CELEBRATED POET and critic Alicia Suskin Ostriker will present “Midrash Poetry: Spinning the Sacred Texts” on Sunday, May 22, at the Jewish Museum of New Jersey in Newark.
A Princeton resident and professor emerita of English at Rutgers University, Ostriker teaches in the master of fine arts program at Drew University in Madison.
In a 2012 interview with NJJN, she said her 14th collection, The Book of Life: Selected Jewish Poems, 1979-2011, includes “family poems, poems dealing with the Holocaust, with Israel, with spiritual quest, with what it means to be a woman within Judaism, and how our understanding may change as we move into the future.”

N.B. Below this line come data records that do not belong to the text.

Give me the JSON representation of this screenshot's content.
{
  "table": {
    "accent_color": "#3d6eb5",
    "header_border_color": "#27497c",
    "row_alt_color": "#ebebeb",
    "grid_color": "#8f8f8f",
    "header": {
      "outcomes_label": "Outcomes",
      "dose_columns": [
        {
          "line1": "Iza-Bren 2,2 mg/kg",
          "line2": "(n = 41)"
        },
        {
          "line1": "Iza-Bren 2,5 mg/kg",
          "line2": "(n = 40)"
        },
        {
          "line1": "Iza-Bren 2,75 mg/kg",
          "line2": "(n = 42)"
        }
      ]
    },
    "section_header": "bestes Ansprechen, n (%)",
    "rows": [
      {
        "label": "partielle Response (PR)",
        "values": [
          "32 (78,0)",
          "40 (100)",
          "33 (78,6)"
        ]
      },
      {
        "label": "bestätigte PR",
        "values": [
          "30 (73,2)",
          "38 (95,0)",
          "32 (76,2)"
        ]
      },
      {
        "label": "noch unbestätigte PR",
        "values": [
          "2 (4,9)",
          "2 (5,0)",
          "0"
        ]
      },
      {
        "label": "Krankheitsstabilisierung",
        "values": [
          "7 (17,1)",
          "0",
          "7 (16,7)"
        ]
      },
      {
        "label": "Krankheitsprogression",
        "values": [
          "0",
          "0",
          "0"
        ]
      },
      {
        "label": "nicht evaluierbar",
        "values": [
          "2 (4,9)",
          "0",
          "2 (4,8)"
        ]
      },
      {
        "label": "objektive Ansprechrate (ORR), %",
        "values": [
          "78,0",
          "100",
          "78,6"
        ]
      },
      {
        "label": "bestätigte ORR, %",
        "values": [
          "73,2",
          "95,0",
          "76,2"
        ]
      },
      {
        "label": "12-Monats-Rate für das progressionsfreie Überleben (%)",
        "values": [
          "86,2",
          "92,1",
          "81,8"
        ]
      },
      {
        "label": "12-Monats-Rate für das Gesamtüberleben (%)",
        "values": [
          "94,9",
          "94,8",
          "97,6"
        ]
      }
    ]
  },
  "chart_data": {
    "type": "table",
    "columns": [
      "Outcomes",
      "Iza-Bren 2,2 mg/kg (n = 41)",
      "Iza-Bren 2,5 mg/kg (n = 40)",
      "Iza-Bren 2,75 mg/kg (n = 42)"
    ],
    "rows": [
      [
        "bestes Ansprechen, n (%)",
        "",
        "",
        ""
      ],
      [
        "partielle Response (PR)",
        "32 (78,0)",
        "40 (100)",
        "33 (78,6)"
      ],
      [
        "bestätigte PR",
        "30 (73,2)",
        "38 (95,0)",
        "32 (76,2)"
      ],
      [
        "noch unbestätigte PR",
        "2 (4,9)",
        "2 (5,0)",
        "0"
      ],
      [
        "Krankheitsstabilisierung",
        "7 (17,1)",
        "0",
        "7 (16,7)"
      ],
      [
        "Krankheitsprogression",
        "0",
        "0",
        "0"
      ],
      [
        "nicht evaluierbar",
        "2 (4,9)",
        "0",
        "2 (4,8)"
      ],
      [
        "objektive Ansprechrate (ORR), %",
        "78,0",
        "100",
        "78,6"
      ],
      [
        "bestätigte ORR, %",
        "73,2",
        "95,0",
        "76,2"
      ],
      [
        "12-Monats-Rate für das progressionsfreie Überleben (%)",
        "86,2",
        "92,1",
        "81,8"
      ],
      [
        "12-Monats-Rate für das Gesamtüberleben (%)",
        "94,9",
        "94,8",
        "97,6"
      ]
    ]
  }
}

“Whether I am exploring personal life, or politics, or what we can possibly mean by God, the urge and the urgency remain the same.”
Her 1994 book, The Nakedness of the Fathers: Biblical Visions and Revisions — her first specifically about being a Jewish woman — is, she said, “a combination of prose and poetry, midrash and autobiography, from my 20th-century Jewish woman’s perspective.”
“I have always written as a Jew because I am a Jew, but I only started putting my Jewish identity and my wrestling with tradition front and center in the mid-’80s,” said Ostriker. “I started writing midrash before I even knew the word. It was rather frightening at first, and then I discovered that others were doing it, and had been doing it, forever.”